Grzegorz Napieralski, leader of the Democratic Left Alliance (SLD), said “this budget will end up in the trash the way it happened in previous years. When I hear optimistic assumptions about inflation and GDP growth today, I know that this is pure fiction... The finance minister says one thing before the elections and another after the elections.”

Labor unions are also critical of the budget. Zbigniew Kruszyński of the Solidarity trade union told PAP that the government’s policy boils down to reducing the deficit at the expense of the poorest people. “Changes in the 2012 budget bill concerning social issues are minimal,” Kruszyński said.

The new parliament, elected on Oct. 9, has four months to complete its work on the budget.


EBRD Revises Forecasts
The European Bank for Reconstruction and Development (EBRD), which assists countries in transition, has sharply revised its economic forecasts downward, including for Poland.

The bank’s 2012 GDP growth projection for postcommunist countries was revised down in mid-October from 4.4 percent to 3.2 percent as a result of worse growth prospects for Central and Southeastern Europe.
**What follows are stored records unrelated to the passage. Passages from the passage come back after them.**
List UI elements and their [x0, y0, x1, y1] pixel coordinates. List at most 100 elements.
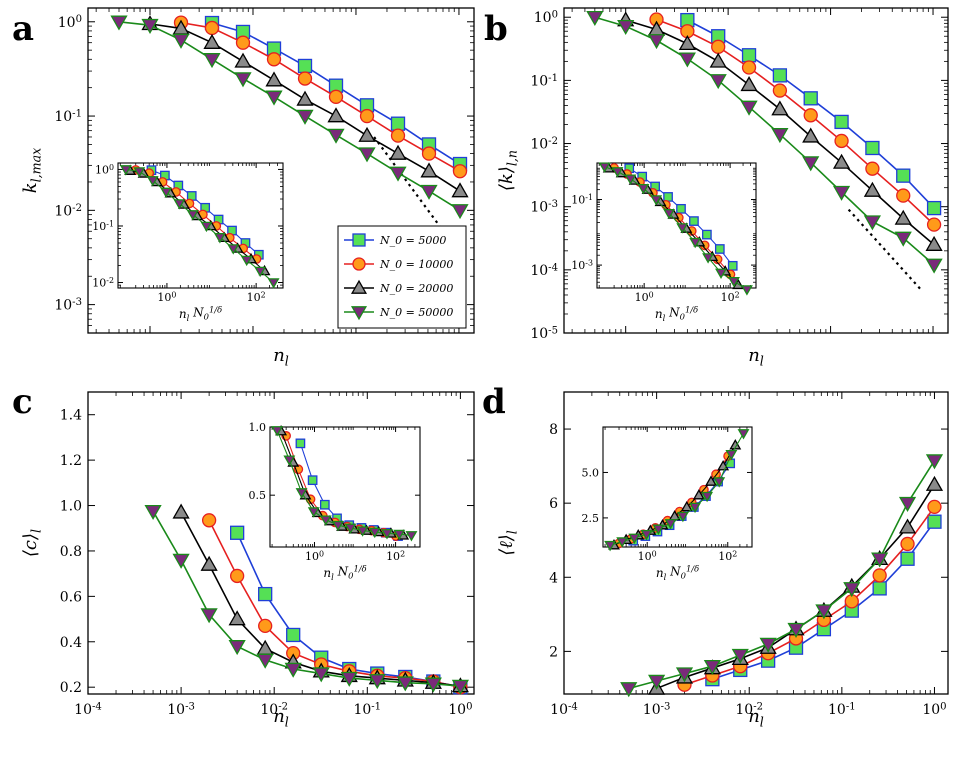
x-tick-label: 10-1 [828, 701, 856, 718]
tick-exponent: -3 [185, 701, 195, 712]
data-point [297, 71, 313, 86]
tick-exponent: 2 [732, 549, 737, 558]
data-point [424, 677, 442, 693]
tick-base: 10 [643, 702, 661, 718]
data-point [172, 33, 190, 49]
tick-base: 10 [721, 291, 735, 304]
label-part: l [331, 572, 334, 582]
y-tick-label: 1.2 [60, 453, 82, 469]
data-point [271, 426, 284, 437]
label-part: l [760, 353, 764, 368]
tick-exponent: -1 [585, 193, 593, 202]
series-050000 [271, 426, 418, 542]
data-point [727, 260, 738, 271]
data-point [611, 167, 624, 178]
panel-c: c10-4 10-3 10-2 10-1 1000.20.40.60.81.01.21.… [12, 382, 475, 729]
data-point [381, 529, 393, 540]
data-point [803, 108, 818, 123]
x-tick-label: 102 [721, 290, 740, 304]
panel-letter: a [12, 9, 34, 49]
tick-exponent: -2 [72, 203, 82, 214]
data-point [713, 477, 726, 488]
y-tick-label: 10-1 [54, 109, 82, 126]
y-tick-label: 5.0 [582, 466, 600, 479]
label-part: n [655, 307, 663, 321]
tick-base: 10 [735, 702, 753, 718]
data-point [640, 530, 653, 541]
inset-frame [602, 426, 753, 548]
data-point [604, 540, 617, 552]
data-point [872, 568, 887, 583]
data-point [296, 90, 314, 106]
data-point [200, 555, 218, 571]
x-tick-label: 100 [157, 290, 176, 304]
data-point [389, 166, 407, 182]
data-point [701, 491, 714, 503]
data-point [678, 34, 696, 51]
data-point [358, 126, 376, 142]
data-point [863, 215, 881, 231]
tick-base: 10 [386, 550, 400, 563]
data-point [759, 637, 777, 653]
data-point [678, 52, 696, 68]
data-point [925, 258, 943, 274]
data-point [451, 204, 469, 220]
data-point [359, 108, 375, 124]
label-part: l,max [28, 148, 43, 183]
data-point [772, 68, 788, 83]
data-point [871, 552, 889, 568]
label-part: 1/δ [353, 564, 366, 574]
data-point [896, 168, 911, 183]
tick-base: 10 [92, 220, 106, 233]
x-tick-label: 10-2 [735, 701, 763, 718]
data-point [714, 244, 725, 254]
reference-slope-line [373, 136, 447, 236]
series-050000 [144, 504, 469, 695]
label-part: 0 [681, 571, 687, 581]
label-part: l [187, 313, 190, 323]
tick-base: 10 [54, 298, 72, 314]
y-tick-label: 10-3 [530, 199, 558, 216]
axes-frame [563, 391, 949, 695]
data-point [832, 153, 851, 169]
data-point [227, 244, 240, 255]
label-part: N [666, 565, 681, 579]
tick-base: 10 [54, 109, 72, 125]
data-point [616, 537, 629, 548]
label-part: 1/δ [209, 305, 222, 315]
label-part: ⟨ℓ⟩ [496, 534, 517, 556]
data-point [389, 144, 407, 160]
data-point [234, 72, 252, 88]
x-tick-label: 102 [386, 549, 405, 563]
x-tick-label: 10-4 [74, 701, 102, 718]
x-tick-label: 100 [638, 549, 657, 563]
data-point [186, 210, 199, 221]
tick-base: 10 [95, 163, 109, 176]
data-point [705, 475, 717, 486]
x-tick-label: 10-4 [550, 701, 578, 718]
y-tick-label: 10-1 [530, 73, 558, 90]
label-part: N [334, 565, 349, 579]
tick-exponent: -3 [585, 259, 593, 268]
data-point [327, 107, 345, 123]
data-point [327, 128, 345, 144]
x-tick-label: 10-2 [260, 701, 288, 718]
data-point [368, 527, 381, 539]
data-point [834, 114, 849, 130]
y-tick-label: 1.0 [249, 421, 267, 434]
label-part: n [273, 706, 285, 727]
tick-exponent: -2 [753, 701, 763, 712]
tick-base: 10 [718, 550, 732, 563]
data-point [898, 496, 917, 512]
tick-base: 10 [448, 702, 466, 718]
data-point [787, 622, 805, 638]
tick-exponent: 0 [652, 549, 657, 558]
data-point [451, 182, 469, 198]
legend-label: N_0 = 50000 [379, 306, 453, 319]
data-point [390, 116, 406, 131]
data-point [692, 489, 705, 500]
tick-exponent: 2 [400, 549, 405, 558]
Russia and the Commonwealth of Independent States (CIS) are still expected to fare relatively well next year, with Russia’s growth rate estimated at 4.2 percent.

The main reason behind the downward revision for Central Europe is the continued debt crisis in the eurozone, the EBRD said.

The bank projects that the Polish economy will grow by 3.7 percent this year and just 2.2 percent next year. Estonia’s growth is expected to slow sharply from 7.5 percent this year to 2.6 percent next year, while Hungary’s GDP is expected to grow by a mere 0.5 percent in 2012. The biggest downward revision in the economic growth forecasts is for Slovakia. In July, the EBRD projected that the Slovak economy would grow by 4.1 percent in 2012; now the expected growth figure is a mere 1.1 percent. Alongside Hungary, Slovakia is the country most vulnerable to the crisis in the eurozone, according to the EBRD.

Slovakia’s exports to the eurozone account for 34 percent of its GDP, while the figure for Poland is only 17 percent. Additionally, Slovakia’s debt owed to other eurozone countries accounts for 34 percent of its GDP, while foreign investment from these countries accounts for 50 percent of Slovakia’s GDP.

Poland’s economy, in turn, strongly relies on domestic demand and has consequently been more resistant to the slowdown in the eurozone, according to EBRD economists. After the October elections, additional measures need to be taken in Poland to reduce the government deficit, the EBRD says. The Polish government wants to reduce the deficit to 2.9 percent of the GDP next year. Last year, the deficit stood at 7.9 percent of the GDP.